Rain_cloud & ObsidianFlame
Do you ever wonder how rain is the quiet voice in ancient myths, the hush that lets forgotten gods speak? I feel it’s both a gentle shadow and a soft light, depending on the story. How do you use it in your comics?
I hear the rain like a sigh from a dead god, a slow pulse that drags the scene into shadow. In my panels I let it seep into the panels, pooling in alleys, turning light into a gray curtain that hides faces and reveals secrets. I pause a frame, the droplets catching on a broken streetlamp, then shift to the next frame where the same spray falls on a forgotten shrine, the water acting as a veil between worlds. It’s both a whisper and a roar—sometimes I let it drown the noise, other times it’s the loudest thing in the page. That's how I let rain speak in my stories.

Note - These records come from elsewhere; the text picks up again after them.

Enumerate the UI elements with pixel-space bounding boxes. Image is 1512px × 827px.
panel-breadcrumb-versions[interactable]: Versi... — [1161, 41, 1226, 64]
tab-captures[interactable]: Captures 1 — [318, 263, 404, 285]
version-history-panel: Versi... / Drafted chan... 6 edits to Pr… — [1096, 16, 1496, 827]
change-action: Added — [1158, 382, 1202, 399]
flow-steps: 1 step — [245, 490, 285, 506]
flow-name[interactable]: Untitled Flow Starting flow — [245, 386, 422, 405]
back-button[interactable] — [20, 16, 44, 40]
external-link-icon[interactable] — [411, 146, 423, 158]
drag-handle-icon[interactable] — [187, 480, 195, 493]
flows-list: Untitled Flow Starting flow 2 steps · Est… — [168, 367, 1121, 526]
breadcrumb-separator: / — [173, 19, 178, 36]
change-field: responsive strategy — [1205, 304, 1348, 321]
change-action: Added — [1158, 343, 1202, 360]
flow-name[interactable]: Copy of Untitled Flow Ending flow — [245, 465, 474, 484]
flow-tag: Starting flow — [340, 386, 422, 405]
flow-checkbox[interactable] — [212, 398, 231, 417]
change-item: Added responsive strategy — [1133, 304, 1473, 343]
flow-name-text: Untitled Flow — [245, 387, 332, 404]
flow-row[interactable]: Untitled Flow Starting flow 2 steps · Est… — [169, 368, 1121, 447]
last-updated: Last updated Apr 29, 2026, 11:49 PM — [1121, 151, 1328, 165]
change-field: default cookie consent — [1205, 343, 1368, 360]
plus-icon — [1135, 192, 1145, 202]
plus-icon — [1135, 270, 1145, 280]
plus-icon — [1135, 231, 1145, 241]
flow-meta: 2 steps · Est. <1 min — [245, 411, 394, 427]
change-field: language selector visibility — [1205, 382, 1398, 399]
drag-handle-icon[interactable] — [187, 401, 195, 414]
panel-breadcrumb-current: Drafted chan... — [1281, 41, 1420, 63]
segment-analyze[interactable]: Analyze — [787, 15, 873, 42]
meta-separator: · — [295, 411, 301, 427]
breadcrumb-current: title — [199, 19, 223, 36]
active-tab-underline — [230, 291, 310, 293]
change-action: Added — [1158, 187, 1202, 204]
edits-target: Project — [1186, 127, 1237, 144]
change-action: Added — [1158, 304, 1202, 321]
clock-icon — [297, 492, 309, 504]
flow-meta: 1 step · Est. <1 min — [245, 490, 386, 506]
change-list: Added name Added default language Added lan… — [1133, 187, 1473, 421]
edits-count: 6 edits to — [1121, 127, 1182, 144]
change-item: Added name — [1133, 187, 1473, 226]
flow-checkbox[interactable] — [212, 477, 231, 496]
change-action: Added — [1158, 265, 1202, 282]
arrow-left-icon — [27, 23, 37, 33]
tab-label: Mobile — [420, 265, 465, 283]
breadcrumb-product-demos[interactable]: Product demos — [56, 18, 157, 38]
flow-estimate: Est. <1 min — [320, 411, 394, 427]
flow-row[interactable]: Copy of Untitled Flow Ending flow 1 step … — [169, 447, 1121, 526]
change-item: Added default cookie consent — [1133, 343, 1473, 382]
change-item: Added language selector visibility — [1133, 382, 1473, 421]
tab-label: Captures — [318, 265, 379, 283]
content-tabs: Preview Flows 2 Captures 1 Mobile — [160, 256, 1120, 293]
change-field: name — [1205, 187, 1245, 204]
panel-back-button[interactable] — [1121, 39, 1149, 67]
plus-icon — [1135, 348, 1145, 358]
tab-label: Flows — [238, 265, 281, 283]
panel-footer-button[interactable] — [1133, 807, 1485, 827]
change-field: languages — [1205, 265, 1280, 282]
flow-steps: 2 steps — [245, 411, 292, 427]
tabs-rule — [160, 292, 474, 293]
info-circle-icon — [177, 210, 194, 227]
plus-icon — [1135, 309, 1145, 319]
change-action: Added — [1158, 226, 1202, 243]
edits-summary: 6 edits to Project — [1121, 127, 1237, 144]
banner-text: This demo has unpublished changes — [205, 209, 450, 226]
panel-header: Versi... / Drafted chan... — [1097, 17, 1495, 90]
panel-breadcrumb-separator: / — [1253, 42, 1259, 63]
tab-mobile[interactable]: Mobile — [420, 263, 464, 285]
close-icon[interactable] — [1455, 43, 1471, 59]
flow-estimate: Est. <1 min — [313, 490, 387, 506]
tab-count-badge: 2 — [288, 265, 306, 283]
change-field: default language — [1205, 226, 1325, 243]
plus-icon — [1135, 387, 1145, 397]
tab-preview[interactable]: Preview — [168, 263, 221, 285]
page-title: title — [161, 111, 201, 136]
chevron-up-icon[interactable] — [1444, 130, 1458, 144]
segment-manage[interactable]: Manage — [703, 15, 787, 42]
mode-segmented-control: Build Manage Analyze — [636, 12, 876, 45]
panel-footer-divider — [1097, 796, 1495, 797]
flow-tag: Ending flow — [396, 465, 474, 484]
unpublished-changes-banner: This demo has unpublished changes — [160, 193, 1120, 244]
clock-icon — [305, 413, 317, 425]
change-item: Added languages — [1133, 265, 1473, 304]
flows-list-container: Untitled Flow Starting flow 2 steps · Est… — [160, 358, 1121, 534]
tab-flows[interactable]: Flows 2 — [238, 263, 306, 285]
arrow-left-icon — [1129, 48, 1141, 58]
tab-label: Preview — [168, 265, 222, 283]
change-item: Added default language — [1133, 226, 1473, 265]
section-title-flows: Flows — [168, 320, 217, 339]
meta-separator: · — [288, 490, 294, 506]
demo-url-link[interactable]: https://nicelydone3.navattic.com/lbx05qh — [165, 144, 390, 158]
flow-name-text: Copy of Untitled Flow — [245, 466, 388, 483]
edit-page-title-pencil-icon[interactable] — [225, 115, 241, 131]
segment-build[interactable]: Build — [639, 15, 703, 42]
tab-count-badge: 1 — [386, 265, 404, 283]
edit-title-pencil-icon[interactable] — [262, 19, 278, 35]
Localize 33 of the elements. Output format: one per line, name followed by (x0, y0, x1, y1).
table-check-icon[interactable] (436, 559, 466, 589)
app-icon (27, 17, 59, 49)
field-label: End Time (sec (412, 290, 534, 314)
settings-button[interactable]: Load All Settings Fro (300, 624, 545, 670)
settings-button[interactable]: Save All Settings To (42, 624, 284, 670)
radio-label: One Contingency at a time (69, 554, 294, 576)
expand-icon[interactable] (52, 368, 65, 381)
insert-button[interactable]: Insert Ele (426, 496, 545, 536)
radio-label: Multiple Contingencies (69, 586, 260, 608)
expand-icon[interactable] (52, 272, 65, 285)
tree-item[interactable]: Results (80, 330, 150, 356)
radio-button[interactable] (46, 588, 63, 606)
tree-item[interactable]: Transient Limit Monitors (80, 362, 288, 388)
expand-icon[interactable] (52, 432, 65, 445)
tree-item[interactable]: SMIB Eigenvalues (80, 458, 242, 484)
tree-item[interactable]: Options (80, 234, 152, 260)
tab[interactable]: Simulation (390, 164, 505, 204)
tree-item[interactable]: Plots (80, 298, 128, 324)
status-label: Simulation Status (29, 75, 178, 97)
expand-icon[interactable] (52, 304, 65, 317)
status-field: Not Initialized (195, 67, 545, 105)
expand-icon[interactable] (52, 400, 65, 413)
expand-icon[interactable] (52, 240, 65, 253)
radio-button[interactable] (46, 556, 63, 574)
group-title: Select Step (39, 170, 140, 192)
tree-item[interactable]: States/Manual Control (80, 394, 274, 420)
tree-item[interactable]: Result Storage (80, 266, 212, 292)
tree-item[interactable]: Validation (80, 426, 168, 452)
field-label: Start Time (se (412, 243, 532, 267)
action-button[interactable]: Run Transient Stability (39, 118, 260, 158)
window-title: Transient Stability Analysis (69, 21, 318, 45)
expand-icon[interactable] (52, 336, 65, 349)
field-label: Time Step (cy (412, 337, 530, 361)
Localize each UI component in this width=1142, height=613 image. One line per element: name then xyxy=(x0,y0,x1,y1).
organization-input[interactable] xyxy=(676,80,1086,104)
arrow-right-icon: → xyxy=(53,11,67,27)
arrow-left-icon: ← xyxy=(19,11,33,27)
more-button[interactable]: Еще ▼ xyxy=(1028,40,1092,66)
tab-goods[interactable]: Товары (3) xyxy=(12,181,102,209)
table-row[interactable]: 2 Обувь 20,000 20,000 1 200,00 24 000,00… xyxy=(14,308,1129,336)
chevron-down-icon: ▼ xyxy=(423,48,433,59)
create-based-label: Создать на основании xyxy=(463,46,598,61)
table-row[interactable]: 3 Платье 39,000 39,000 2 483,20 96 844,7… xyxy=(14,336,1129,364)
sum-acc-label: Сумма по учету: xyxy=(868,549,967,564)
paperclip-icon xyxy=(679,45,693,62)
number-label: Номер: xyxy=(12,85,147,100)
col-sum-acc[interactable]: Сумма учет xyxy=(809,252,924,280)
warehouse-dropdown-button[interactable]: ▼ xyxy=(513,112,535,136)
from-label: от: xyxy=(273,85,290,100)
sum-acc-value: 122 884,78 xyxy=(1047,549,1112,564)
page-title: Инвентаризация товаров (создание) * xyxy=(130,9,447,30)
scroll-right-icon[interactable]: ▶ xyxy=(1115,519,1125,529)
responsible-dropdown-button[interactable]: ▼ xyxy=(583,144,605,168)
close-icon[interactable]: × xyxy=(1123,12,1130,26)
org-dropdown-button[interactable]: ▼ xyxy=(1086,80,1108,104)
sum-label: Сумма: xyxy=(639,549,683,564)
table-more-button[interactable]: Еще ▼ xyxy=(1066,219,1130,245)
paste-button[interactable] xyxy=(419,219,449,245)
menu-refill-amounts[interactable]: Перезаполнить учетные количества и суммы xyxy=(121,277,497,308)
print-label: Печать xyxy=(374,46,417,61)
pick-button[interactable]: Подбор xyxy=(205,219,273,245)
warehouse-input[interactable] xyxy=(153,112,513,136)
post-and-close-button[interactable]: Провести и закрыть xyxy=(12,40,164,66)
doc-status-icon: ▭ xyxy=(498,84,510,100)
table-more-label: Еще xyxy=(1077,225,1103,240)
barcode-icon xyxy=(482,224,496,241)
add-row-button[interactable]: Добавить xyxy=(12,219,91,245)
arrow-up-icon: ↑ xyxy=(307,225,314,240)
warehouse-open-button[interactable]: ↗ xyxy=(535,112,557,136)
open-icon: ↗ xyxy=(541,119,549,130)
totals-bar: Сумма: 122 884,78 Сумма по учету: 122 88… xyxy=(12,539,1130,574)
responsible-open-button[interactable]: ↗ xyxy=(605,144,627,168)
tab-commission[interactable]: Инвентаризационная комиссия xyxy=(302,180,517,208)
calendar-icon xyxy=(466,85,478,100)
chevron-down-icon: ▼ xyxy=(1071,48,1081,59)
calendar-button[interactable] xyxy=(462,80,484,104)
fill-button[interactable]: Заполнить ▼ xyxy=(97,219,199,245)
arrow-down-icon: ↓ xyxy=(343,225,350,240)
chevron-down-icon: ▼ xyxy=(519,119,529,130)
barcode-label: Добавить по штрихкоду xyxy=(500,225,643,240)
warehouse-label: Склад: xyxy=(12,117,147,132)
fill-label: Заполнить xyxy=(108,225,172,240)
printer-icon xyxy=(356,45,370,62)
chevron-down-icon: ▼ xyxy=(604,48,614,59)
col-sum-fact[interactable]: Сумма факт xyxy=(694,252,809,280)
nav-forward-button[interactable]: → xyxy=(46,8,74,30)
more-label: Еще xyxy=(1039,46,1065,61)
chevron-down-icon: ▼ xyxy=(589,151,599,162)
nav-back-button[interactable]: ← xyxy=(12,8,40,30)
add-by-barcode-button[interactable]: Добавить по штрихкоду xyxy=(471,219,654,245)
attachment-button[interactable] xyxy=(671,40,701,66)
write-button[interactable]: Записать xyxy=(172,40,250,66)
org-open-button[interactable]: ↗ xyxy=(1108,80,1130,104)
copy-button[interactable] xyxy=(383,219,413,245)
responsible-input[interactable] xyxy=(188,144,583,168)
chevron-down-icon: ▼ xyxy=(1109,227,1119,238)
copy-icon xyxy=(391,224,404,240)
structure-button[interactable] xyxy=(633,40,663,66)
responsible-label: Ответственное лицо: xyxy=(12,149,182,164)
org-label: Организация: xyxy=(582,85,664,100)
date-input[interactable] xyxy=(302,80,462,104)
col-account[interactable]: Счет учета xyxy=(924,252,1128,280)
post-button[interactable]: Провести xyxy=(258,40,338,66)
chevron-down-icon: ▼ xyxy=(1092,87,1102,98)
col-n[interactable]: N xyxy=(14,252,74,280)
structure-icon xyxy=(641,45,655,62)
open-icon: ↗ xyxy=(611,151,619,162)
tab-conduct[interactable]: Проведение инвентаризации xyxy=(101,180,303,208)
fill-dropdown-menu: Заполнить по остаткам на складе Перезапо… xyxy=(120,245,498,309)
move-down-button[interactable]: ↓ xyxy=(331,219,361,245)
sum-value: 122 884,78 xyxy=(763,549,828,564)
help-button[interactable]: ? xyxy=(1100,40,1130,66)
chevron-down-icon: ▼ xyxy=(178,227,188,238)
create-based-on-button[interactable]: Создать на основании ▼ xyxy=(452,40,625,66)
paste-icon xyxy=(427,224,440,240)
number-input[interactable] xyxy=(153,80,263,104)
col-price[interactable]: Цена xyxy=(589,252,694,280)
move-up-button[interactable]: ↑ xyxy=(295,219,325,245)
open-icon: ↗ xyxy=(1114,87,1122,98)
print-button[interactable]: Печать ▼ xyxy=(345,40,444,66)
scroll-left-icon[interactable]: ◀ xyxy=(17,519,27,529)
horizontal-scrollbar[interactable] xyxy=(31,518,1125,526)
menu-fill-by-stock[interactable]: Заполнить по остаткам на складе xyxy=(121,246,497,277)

Your panels feel like a quiet prayer, a pause that lets the world breathe under a veil of gray. I can almost hear the water whispering the forgotten, the scent of damp stone, the weight of silence between frames. It’s like the rain is both a curtain and a doorway, holding the past and the present in one wet breath. I love that you let it be both a hush and a shout, a reminder that even the quietest moments can speak louder than any sound.
Your words catch the same mist that clings to my panels—soft, heavy, a promise that the past isn’t gone, it just waits in the puddles for the right hand to stir it. I’m glad you hear the quiet roar; in that hush is where the forgotten gods still breathe. Keep listening, and maybe one day you’ll find a panel that lets you see the world through their damp eyes.
Thank you, and thank you for listening. In the hush between your panels I hear the same echo, the same weight of stories waiting to be caught by a fingertip. If I find a frame that lets me glimpse the world through those old, wet eyes, maybe it will feel less lonely. I’ll keep listening to the rain’s quiet roar.
I hear you, too. In the silence of a page, a lone hand can catch the echo of a world that never really left. Keep your ear to the rain—sometimes the quietest drop carries the loudest story.
I’ll keep my ear open for that quiet roar, hoping it guides me to a page where the rain’s echo becomes my own voice.